What has happened?
The Treasurer has released advice received from the CFR, which includes a number of specific recommendations for the regulation of financial benchmarks and was jointly developed by the Australian Securities and Investments Commission (ASIC), the Reserve Bank of Australia (RBA), the Australian Prudential Regulation Authority (APRA) and the Commonwealth Treasury.
The advice was provided at the request of the Treasurer and followed CFR stakeholder consultation on reform options.
The Treasurer has stated that this “package will ensure our regulatory regime is as modern and secure as any comparable regime found in equivalent foreign jurisdictions, such as the United Kingdom and the European Union.”

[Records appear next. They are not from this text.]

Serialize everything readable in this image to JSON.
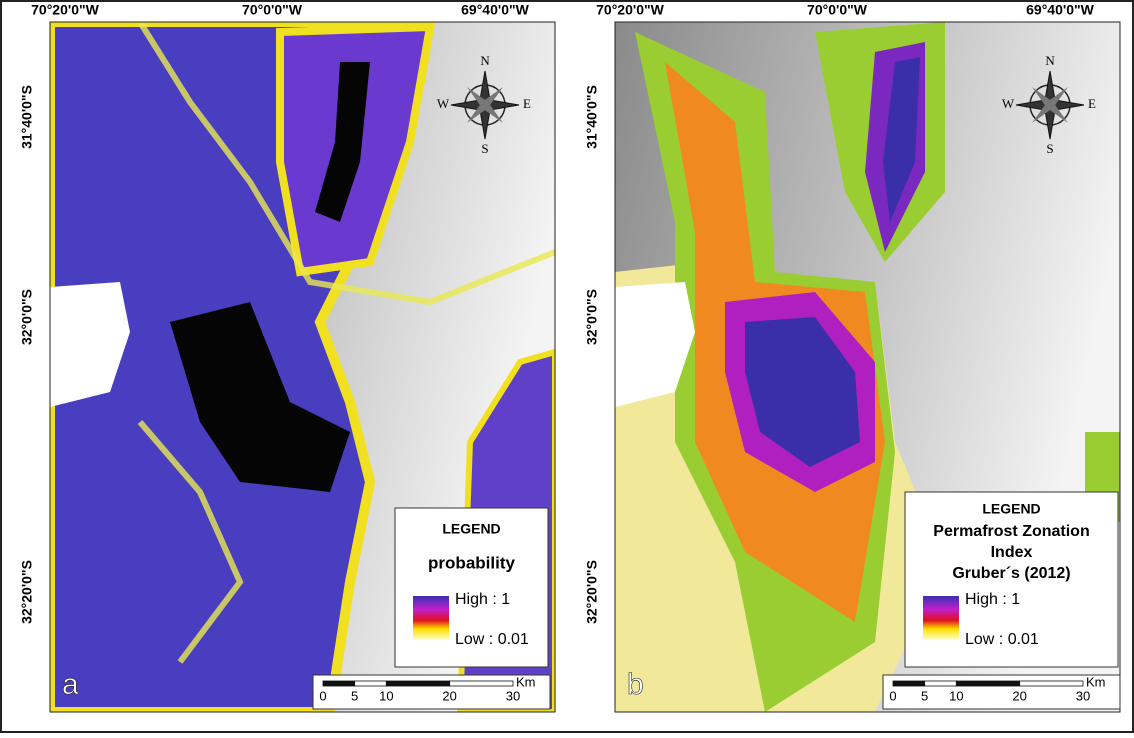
{
  "panels": [
    {
      "label": "a",
      "lon_labels": [
        "70°20'0\"W",
        "70°0'0\"W",
        "69°40'0\"W"
      ],
      "lat_labels": [
        "31°40'0\"S",
        "32°0'0\"S",
        "32°20'0\"S"
      ],
      "compass": {
        "n": "N",
        "e": "E",
        "s": "S",
        "w": "W"
      },
      "legend": {
        "title": "LEGEND",
        "name": [
          "probability"
        ],
        "high": "High : 1",
        "low": "Low : 0.01"
      },
      "scale_bar": {
        "ticks": [
          0,
          5,
          10,
          20,
          30
        ],
        "unit": "Km"
      }
    },
    {
      "label": "b",
      "lon_labels": [
        "70°20'0\"W",
        "70°0'0\"W",
        "69°40'0\"W"
      ],
      "lat_labels": [
        "31°40'0\"S",
        "32°0'0\"S",
        "32°20'0\"S"
      ],
      "compass": {
        "n": "N",
        "e": "E",
        "s": "S",
        "w": "W"
      },
      "legend": {
        "title": "LEGEND",
        "name": [
          "Permafrost Zonation",
          "Index",
          "Gruber´s (2012)"
        ],
        "high": "High : 1",
        "low": "Low : 0.01"
      },
      "scale_bar": {
        "ticks": [
          0,
          5,
          10,
          20,
          30
        ],
        "unit": "Km"
      }
    }
  ]
}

What are the recommendations?
Key aspects of the CFR recommendations include that:
- (new ASIC licensing regime) administrators of “significant benchmarks” should be required to hold a new, standalone “benchmark administration licence”, unless exempted.
The CFR has recommended that “significant benchmarks” should be identified by reference to specified criteria, which in broad terms are intended to identify systemically important benchmarks and benchmarks that will have a significant impact on investors. However, for certainty, the CFR has also recommended that the implementing legislation or regulations should include an initial list of significant benchmarks, and that ASIC should be empowered to prescribe additional (or remove) significant benchmarks from time to time.
Based on the criteria recommended, the CFR anticipates that the Bank Bill Swap Rate (BBSW), the Standard & Poor’s (S&P)/Australian Securities Exchange (ASX) 200 index, the ASX Bond futures settlement price, the cash rate and the Consumer Price Index (CPI) are likely to be considered significant, and has noted that the WM/Reuters Australian dollar foreign exchange benchmark could also be considered significant;
- (newASIC rule-making power – regulated benchmarks) ASIC should be empowered to make rules imposing obligations on licensed benchmark administrators, which should align with relevant International Organisation of Securities’ Commission’s (IOSCO) principles but may also expand those obligations in some cases;
- (new ASIC rule-making power – submitters) although benchmark administrators should retain primary responsibility for operating a benchmark, ASIC should be empowered to make rules on regulatory matters related to benchmark submission (such as record keeping, governance of the submission process and data quality). The CFR has also recommended that the regime should enable the rules to apply to a range of entities that may make a submission to a significant benchmark;
- (power to compel submission) ASIC should be empowered to make rules that could compel submission to a significant benchmark as a last resort; and
- (new specific criminal and civil offences) new specific criminal and civil offences of benchmark manipulation applicable to all financial benchmarks (not just significant benchmarks) should be introduced.
The recommendations propose that the new regulations should apply to significant benchmarks regardless of the domicile of the administrator, and that the new offences should extend to conduct having a relevant impact in Australia, even if that conduct occurs outside Australia.